Thank you greatly for any help you can provide!
#2 Updated by Boone Gorges over 5 years ago
- Target version set to Not tracked
It's definitely possible to make an exception for hosting a specific file. If the file will remain static over time - that is, you won't need to modify it in the future - I will just upload it manually, and give you the URL.
The issue of password protection is more complex. Can you give more details about the kind of protection you need? What does it mean to be "publicly available" but behind a password? Will you be handing out the password to people? Or do you simply want to ensure that the people downloading the files are humans (rather than, say, search engine crawlers)? What do you imagine access looking like - will there be a page that links to the document, or will you be sending the URL to people privately? If you can provide a bit more information, I can help to work out something that'll meet your needs.
FYI - the .dmg file at https://github.com/michellejm/BYTs is currently publicly available (in the true sense!) and can be viewed/downloaded by anyone. If you don't want this to be the case, you may want to delete the repo (deleting only the file is not enough, because Git keeps track of the full file history).
#3 Updated by Michelle McSweeney over 5 years ago
Thank you so much!
Perfect - I shouldn't ever need to modify the file.
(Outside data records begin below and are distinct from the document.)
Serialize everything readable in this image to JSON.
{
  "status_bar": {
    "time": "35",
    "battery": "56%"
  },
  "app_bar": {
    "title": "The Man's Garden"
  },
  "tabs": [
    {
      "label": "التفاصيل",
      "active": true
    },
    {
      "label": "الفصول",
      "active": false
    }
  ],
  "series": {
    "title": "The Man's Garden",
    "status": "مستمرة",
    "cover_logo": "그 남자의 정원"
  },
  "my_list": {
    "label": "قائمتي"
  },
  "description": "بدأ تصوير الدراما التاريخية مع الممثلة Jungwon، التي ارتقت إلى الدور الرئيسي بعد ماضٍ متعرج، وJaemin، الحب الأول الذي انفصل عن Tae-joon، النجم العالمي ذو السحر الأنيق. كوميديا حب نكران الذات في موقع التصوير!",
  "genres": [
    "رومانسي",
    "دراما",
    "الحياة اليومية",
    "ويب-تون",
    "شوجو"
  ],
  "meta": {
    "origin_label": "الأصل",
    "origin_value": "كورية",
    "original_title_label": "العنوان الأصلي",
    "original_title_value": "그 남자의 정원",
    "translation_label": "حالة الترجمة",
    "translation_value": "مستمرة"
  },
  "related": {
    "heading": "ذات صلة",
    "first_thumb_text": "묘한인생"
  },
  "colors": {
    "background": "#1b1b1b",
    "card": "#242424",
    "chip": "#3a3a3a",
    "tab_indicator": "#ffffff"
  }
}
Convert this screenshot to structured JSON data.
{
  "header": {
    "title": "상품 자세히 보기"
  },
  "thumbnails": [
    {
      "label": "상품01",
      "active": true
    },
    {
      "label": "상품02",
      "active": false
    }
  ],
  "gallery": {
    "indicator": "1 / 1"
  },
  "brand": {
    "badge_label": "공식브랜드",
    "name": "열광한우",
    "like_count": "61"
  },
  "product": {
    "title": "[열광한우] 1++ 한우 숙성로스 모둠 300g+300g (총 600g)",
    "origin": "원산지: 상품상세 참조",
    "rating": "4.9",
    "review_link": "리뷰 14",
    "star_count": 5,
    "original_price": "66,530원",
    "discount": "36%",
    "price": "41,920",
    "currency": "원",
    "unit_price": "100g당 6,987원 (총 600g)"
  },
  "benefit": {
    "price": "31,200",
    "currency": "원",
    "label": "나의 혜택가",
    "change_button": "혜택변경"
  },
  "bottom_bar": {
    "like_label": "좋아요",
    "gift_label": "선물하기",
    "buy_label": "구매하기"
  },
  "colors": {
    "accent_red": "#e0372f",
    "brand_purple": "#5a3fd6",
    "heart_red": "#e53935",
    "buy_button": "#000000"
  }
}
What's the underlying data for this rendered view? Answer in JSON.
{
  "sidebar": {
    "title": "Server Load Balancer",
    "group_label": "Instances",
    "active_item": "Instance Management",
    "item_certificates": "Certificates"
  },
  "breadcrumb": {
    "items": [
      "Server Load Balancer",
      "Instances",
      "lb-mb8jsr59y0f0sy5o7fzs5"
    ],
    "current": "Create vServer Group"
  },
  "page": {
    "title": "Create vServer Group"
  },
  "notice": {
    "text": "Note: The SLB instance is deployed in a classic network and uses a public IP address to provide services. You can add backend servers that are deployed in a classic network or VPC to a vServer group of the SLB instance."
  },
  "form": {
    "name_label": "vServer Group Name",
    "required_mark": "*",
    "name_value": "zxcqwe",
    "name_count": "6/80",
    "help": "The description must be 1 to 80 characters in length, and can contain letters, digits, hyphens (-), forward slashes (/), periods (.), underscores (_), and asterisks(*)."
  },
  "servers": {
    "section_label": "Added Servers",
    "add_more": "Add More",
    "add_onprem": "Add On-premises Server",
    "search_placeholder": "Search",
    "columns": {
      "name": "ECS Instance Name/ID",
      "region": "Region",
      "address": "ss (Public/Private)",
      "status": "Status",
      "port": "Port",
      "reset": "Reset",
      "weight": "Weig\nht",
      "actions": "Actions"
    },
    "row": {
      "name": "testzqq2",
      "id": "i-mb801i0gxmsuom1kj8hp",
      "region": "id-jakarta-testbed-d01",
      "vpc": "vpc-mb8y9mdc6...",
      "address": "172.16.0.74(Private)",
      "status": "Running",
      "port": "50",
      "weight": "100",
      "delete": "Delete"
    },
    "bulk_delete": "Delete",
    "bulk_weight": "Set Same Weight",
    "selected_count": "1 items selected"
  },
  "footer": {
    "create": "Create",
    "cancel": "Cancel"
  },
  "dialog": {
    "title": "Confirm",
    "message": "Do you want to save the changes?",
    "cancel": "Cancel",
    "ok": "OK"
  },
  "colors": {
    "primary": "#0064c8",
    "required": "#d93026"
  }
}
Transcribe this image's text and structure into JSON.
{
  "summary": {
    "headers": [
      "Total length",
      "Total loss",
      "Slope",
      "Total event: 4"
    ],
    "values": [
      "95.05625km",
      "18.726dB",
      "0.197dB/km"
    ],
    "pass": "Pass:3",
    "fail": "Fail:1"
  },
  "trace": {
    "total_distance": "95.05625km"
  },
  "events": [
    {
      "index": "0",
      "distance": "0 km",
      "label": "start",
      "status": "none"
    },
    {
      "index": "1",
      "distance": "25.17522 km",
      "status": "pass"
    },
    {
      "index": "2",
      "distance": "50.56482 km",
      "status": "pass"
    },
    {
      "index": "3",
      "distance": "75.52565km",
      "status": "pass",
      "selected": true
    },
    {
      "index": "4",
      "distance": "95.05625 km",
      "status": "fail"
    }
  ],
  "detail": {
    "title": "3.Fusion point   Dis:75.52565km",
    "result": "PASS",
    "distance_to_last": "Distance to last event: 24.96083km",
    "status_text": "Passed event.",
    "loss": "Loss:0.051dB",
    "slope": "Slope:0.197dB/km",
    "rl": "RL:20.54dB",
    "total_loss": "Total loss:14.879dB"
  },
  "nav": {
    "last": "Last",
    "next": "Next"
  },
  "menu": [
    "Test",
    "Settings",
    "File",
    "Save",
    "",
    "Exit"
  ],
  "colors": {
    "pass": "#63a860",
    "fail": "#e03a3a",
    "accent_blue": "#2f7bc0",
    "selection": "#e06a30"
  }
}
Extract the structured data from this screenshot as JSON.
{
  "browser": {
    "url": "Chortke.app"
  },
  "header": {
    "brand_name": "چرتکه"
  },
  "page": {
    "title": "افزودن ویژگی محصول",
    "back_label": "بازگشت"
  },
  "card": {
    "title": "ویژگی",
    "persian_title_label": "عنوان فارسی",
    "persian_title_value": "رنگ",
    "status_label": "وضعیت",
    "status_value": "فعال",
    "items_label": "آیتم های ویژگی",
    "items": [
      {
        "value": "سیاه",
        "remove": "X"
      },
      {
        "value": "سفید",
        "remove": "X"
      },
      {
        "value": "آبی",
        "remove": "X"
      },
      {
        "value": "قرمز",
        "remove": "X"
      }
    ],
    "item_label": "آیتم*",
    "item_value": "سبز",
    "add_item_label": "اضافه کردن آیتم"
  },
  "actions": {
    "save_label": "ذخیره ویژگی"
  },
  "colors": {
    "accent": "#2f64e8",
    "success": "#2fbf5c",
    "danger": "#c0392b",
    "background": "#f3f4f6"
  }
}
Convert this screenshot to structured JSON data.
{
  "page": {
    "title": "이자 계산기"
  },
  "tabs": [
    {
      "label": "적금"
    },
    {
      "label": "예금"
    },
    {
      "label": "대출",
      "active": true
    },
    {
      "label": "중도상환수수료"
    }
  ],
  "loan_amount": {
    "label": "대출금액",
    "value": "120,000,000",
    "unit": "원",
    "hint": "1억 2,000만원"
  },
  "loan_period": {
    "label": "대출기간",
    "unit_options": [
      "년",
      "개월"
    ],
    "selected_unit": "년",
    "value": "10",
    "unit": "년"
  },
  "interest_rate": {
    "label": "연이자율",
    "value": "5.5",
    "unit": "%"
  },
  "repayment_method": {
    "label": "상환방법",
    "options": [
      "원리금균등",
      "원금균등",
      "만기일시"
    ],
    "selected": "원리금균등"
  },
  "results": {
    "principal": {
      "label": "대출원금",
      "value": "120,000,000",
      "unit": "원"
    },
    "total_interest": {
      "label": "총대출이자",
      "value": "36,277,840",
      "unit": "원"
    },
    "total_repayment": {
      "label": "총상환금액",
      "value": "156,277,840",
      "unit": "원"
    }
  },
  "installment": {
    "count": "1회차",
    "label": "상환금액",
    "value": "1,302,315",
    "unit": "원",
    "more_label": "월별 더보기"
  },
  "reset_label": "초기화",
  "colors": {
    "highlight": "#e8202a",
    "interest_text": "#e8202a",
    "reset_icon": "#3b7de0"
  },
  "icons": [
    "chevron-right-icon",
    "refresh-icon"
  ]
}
It's part of my IRB that it has to be "password-protected" and I have to verify that anyone downloading it is a "researcher" (clearly this is all very vague). The best I can come up with is to have people email me or the lab to get the password. I would like the page where the download link lives to be password protected.
The dmg file on Github is encrypted, so if you go in and try to view the files, it will prompt you for a password, though you can still download them. This is less than ideal because I would like it to be more obviously "password-protected" should anyone look into the IRB.
I'm setting up a site with a downloads page byts.commons.gc.cuny.edu/download that is "password-protected" (Bilingual365). This would be my ideal approach if it is possible.
Thank you again so much!!
#4 Updated by Boone Gorges about 5 years ago
Hi Michelle - Thanks for the additional info.
I've looked into a couple of different possibilities, and I think easiest thing will be for me to upload the file manually and put some server-level restrictions in place to enforce password protection. I'm working with our IT department to iron out some wrinkles. In the meantime, do you have a means to send me a raw version of the file that you want to post? Sounds like it's small enough that you could probably email it to me directly as an attachment (boone at gorg dot es). If I've got the file in-hand when IT has helped me to get stuff set up, I'll be able to add it to the site right away and give you the URL.
#5 Updated by Boone Gorges about 5 years ago
- Status changed from Assigned to Reporter Feedback
I've worked out our problems with IT, and the file is now available: https://commons.gc.cuny.edu/wp-content/protected/2717/Spanish_English_BYTs.zip
Let me know if this meets your needs. Thanks!